In a matter of a hundred and five minutes Greg Kalleres manages to fit every racial slur and offensive comment into his new comedy Honkey (does the title give anything away?). Truly nothing goes unexplored and no boundary is left uncrossed as the audience is witness to a story of how to use racial profiling to sell basketball shoes. Multiple character story lines intertwine in the aftermath of a murder of a young black man that was inspired by a sneaker add put forth by Sky Shoes.

            The show surrounds around racism and the idea that everyone is a racist; if you think you are one - you are, if you think you’re not one - you are. No one is safe from this train of thought – quite literally everyone in this show is a racist. And to add to the ridiculous nature of this play, if everyone is a racist then there must be a “cure”. 

             LADIES AND GENTLEMAN – Introducing DRISCOTOL – the miracle “cure” to racism. But watch out, there are side effects.

            The show starts out with an advertisement for the new SkyMax 16 basketball shoes. A shout out goes to Catie Hevner (Triassic Parq) for the projections that provided an interesting look to the show; using a simple set and relying on these projections to really set the scenes. As we come into the shows “corporate America”, we are introduced to Thomas, played by Anthony Gaskins (A Little Journey), the designer of the shoes in the commercial. Gaskins was enjoyable to watch with a decent sense of comedic timing, yet in his portrayal of this character he would at times present a “black man voice” during which his diction became loose and any point being made was lost to the audience. We are also introduced to Davis, the CEO/former CEO of Sky Shoes, played by Phillip Callen (Hard Times: An American Musical). Davis, when faced with his own racism seems at ease with it (anything to sell a shoe), but as the play progresses Callen becomes progressively more uncomfortable with the black members of the cast. Callen’s character has his funny moments and provides a laugh in these awkward situations.

            As the play moves forward we find Peter, the writer of the SkyMax16 commercial and his fiancé Andie, played by Dave Droxler (The Man Who Laughs) and Danielle Faitelson (No Fear Shakespeare’s Richard III). Both actors add to the plays ridiculous and offensive track quite nicely. Peter, who is dealing with “white guilt”, begins to see a therapist and starts to unravel under the pressures of racism – making his path not always clear, but very funny, while Andie, whose dialogue is a times confused but provides a ditzy, naïve humor, begins to have an affair with Thomas.

            And then of course there is the therapist Emilia, played by Arie Bianca Thompson. Described as a black girl embracing her whiteness, Thompson at first seems surrounded by this world without actually being invested in it. However as the play progresses we find that she is in fact one of the biggest racists in the show. And how does she deal with this? Driscotol of course!
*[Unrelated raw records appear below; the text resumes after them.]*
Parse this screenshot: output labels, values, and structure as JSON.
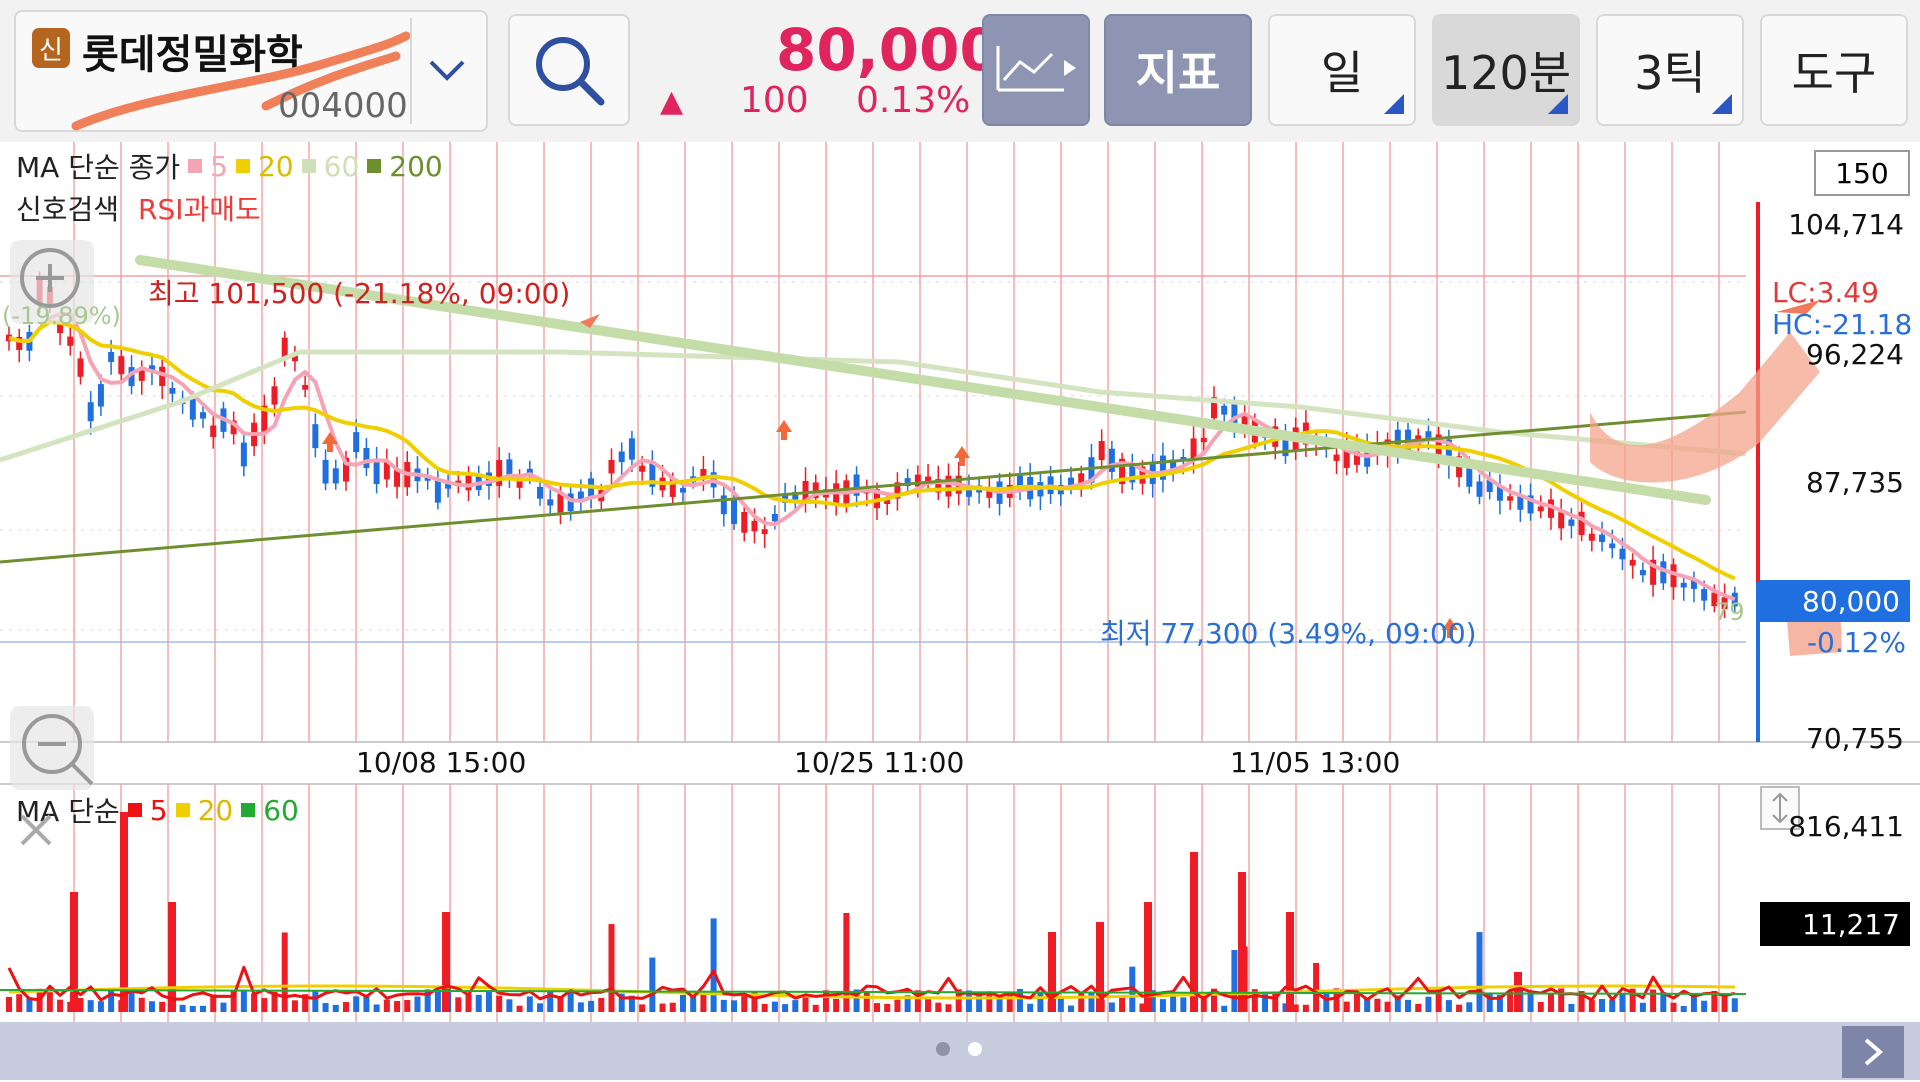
{
  "header": {
    "badge": "신",
    "stock_name": "롯데정밀화학",
    "stock_code": "004000",
    "price": "80,000",
    "change_arrow": "▲",
    "change": "100",
    "change_pct": "0.13%",
    "buttons": {
      "indicator": "지표",
      "period_day": "일",
      "period_min": "120분",
      "tick": "3틱",
      "tools": "도구"
    }
  },
  "price_panel": {
    "legend_ma": "MA 단순 종가",
    "ma_items": [
      {
        "label": "5",
        "color": "#f5a4b5"
      },
      {
        "label": "20",
        "color": "#f0cf00"
      },
      {
        "label": "60",
        "color": "#cfe0b8"
      },
      {
        "label": "200",
        "color": "#6e8f2e"
      }
    ],
    "signal_label": "신호검색",
    "signal_value": "RSI과매도",
    "count_box": "150",
    "y_axis": [
      "104,714",
      "96,224",
      "87,735",
      "80,000",
      "70,755"
    ],
    "lc": "LC:3.49",
    "hc": "HC:-21.18",
    "current_pct": "-0.12%",
    "high_annotation": "최고 101,500 (-21.18%, 09:00)",
    "low_annotation": "최저 77,300 (3.49%, 09:00)",
    "left_pct": "(-19.89%)",
    "right_pct": "79",
    "x_axis": [
      "10/08 15:00",
      "10/25 11:00",
      "11/05 13:00"
    ]
  },
  "volume_panel": {
    "legend_ma": "MA 단순",
    "ma_items": [
      {
        "label": "5",
        "color": "#ee1111"
      },
      {
        "label": "20",
        "color": "#f0cf00"
      },
      {
        "label": "60",
        "color": "#22aa33"
      }
    ],
    "y_max": "816,411",
    "current_volume": "11,217"
  },
  "colors": {
    "up": "#ee1c25",
    "down": "#1f6fe0",
    "grid_red": "#f3a7a7",
    "price_highlight": "#1f6fe0",
    "footer": "#c7ccde"
  },
  "footer": {
    "next_icon": "chevron-right-icon"
  }
}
            Dr. Driscoll, played by Scott Barrow (33 Variations), has found the cure to racism in his magic pill Driscotol, which Thompson’s, Callen’s, and Droxler’s characters all begin taking. Probably the shining moments in this play are the hallucinations that ensue as a side-effect of this drug. In terms of Callen, Davis is subjected to judgment by Frederick Douglas, although apparently Davis feels that it is appropriate to have Mr. Douglas speak in “gangster” terms. Douglas becomes the stereotypical gangster. This interaction is extremely offensive, but that stops no one from laughing. And then of course what would a play about racism and basketball shoes be without Abraham Lincoln? Think I’m kidding, I’m not. This gloriously ridiculous show not only provides one historical figure but two. And just to add a cherry onto this sundae it appears that Mr. Kalleres decided if Fredrick Douglas was going to be a gangster, Abraham Lincoln was going to be a pervert because it’s an obvious choice.

            All in all this show was hysterical and truly enjoyable to watch. However if the point was to get across some higher purpose of equality or serious message of racism then they need to try again.